# AC Components on Saturday?



## Gaz VW (Aug 1, 2006)

Anyone going to this show on Saturday? In Portadown/Tandragee direction?

I was down today and got my entry form, might as well enter sayin as its local!


----------



## Ronnie (Nov 15, 2006)

might pop over for a while but am on business that day..


----------



## Fatman (Nov 15, 2006)

Where abouts on the mahon road is it?


----------



## Ronnie (Nov 15, 2006)

Turn in at the Faith Mission camp and up that wee road there is a big sign you can't miss it


----------



## Ruth M (Feb 27, 2006)

ill prob take a spin up with neal, can't be bothered entering tho!


----------



## Jmax (Dec 4, 2005)

i was going to take a run up but id never hear the end of it as the girlfriend is off work for the day


----------



## Ronnie (Nov 15, 2006)

plus I think Im a bit to old to be entering shows now!:wall: :wall: :detailer:


----------



## Ruth M (Feb 27, 2006)

what time does this start tomorrow?


----------



## Moddie (May 27, 2006)

11 i think!!


----------



## Ronnie (Nov 15, 2006)

it says 10-4 on the flyers and road signs..


----------



## Gaz VW (Aug 1, 2006)

Good day was had - weather was superb! Good to meet a few new people off here too.
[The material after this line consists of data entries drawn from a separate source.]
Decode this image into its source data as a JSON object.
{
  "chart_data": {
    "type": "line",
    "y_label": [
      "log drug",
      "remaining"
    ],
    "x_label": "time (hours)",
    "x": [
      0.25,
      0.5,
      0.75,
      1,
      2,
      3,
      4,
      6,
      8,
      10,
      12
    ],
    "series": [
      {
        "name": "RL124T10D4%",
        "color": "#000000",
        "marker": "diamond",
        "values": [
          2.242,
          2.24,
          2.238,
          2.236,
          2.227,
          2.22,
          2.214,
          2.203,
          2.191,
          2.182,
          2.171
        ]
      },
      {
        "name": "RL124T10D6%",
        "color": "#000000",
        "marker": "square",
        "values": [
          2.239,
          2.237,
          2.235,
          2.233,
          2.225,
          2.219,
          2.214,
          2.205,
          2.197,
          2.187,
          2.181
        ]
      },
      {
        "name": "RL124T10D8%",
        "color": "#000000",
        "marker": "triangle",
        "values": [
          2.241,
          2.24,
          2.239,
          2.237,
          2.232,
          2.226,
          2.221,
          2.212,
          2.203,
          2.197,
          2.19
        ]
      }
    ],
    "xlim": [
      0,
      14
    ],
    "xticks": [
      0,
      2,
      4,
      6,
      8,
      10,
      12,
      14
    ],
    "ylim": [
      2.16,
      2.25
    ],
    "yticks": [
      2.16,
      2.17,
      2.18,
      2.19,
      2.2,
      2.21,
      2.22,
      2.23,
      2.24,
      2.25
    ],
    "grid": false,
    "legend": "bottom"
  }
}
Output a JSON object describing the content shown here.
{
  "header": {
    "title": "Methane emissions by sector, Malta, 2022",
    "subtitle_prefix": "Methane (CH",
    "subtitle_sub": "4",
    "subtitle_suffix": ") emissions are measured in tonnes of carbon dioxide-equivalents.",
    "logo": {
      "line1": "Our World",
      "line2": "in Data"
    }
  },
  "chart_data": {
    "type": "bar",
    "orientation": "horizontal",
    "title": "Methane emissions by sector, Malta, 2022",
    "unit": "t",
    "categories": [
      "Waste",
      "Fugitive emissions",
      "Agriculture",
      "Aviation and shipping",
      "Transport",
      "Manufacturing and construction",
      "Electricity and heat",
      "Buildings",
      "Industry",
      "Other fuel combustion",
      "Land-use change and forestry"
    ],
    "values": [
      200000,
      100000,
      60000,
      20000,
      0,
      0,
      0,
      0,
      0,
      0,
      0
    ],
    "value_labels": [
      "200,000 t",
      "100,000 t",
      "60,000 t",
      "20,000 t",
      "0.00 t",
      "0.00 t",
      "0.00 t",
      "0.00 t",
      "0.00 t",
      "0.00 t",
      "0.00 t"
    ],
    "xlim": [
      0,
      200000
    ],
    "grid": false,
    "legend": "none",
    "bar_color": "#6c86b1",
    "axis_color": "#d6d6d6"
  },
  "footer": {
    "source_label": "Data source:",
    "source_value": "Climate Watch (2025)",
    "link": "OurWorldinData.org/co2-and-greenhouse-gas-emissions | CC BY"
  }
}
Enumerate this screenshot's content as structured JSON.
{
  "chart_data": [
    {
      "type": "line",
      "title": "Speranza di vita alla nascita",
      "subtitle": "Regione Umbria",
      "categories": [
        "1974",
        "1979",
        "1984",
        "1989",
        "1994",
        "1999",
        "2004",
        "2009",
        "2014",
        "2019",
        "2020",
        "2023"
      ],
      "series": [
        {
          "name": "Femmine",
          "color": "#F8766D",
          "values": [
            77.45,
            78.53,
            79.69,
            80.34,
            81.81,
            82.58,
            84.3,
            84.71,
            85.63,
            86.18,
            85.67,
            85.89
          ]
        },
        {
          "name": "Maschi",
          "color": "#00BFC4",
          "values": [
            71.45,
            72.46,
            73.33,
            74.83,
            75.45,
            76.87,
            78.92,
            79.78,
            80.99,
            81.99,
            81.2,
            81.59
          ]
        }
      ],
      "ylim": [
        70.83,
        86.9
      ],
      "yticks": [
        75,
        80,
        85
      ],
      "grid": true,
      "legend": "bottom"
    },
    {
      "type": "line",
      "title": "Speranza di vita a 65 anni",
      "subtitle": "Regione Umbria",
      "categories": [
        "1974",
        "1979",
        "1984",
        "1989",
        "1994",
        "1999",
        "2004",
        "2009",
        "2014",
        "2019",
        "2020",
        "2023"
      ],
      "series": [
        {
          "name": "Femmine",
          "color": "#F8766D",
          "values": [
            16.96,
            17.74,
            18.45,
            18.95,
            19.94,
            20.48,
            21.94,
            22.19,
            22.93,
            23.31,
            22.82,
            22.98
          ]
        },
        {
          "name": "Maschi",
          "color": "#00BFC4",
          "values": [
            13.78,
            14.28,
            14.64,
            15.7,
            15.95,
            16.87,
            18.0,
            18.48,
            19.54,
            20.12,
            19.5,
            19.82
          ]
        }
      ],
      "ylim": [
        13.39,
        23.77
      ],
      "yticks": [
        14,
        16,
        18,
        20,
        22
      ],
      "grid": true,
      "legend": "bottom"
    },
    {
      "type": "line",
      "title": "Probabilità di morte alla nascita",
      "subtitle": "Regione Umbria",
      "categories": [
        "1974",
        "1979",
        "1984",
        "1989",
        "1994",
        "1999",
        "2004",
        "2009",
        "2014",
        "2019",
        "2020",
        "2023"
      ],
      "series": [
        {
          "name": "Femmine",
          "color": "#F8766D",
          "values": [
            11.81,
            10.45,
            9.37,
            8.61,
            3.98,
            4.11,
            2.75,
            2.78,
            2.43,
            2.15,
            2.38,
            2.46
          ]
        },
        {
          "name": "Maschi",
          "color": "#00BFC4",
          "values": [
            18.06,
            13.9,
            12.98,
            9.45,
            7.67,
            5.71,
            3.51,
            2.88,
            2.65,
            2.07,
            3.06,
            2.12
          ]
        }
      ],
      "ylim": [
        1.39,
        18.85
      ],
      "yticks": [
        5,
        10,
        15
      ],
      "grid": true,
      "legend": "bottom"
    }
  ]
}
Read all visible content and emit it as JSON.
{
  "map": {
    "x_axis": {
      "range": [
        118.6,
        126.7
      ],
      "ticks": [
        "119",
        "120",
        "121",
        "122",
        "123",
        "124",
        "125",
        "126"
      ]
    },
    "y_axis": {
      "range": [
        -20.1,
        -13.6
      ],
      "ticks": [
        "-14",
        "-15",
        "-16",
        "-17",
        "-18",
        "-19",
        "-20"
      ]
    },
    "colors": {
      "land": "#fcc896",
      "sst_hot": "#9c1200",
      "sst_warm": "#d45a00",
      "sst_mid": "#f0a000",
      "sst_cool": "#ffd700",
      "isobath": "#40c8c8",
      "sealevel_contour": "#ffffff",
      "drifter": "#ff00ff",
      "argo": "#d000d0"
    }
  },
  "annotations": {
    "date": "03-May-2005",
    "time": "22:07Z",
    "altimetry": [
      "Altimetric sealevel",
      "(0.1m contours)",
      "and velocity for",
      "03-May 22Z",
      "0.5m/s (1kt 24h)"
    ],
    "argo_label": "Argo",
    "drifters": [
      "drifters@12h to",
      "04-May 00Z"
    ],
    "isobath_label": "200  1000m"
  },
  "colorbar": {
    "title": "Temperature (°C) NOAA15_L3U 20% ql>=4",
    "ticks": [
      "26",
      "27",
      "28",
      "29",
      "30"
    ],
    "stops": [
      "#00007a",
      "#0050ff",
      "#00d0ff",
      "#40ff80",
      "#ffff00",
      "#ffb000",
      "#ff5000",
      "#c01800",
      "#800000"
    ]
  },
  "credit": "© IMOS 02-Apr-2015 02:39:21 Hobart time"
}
Ronnie I want your dildo - sorry - dodo juice


----------



## Ronnie (Nov 15, 2006)

Gaz VW said:


> Good day was had - weather was superb! Good to meet a few new people off here too.
> 
> Ronnie I want your dildo - sorry - dodo juice


:thumb: :thumb: No probs just make sure you clean it before you give it back!!!!

How did you get on in the show and shine... After all we were converted by the Gods that are Auto Glum!! oops Glym ... We have been shown how to polish a motor proper like!:detailer: :detailer: one sponge first start with the wheels then from the sills work up an use an old wiper blade to remove excess water!!!


----------



## Fatman (Nov 15, 2006)

Didnt make it over... some **** hit my dog with the car. GGGRRR


----------



## Moddie (May 27, 2006)

it wasnt a bad day, good to meet new people!!

That autoglym aquawax is great!!! u can polish a car with a carnauba wax! apparantly. The red seat ibiza got 3rd, black astra coupe got 2nd, and the red mini got 1st


----------



## Ronnie (Nov 15, 2006)

gerrr not good mind u the coupe and mini were pretty nice.. yea going to halfords now to invest in an old wiper blade like the man said apparently they work better than new ones especially if they are lying on the floor and covered in grit!!! :lol:


----------



## angusdope (Nov 5, 2006)

Ah the Autoglym "How to swirl your paint to bits" demo!


----------



## Ruth M (Feb 27, 2006)

The banter was good lol. Glad i didnt enter mind


----------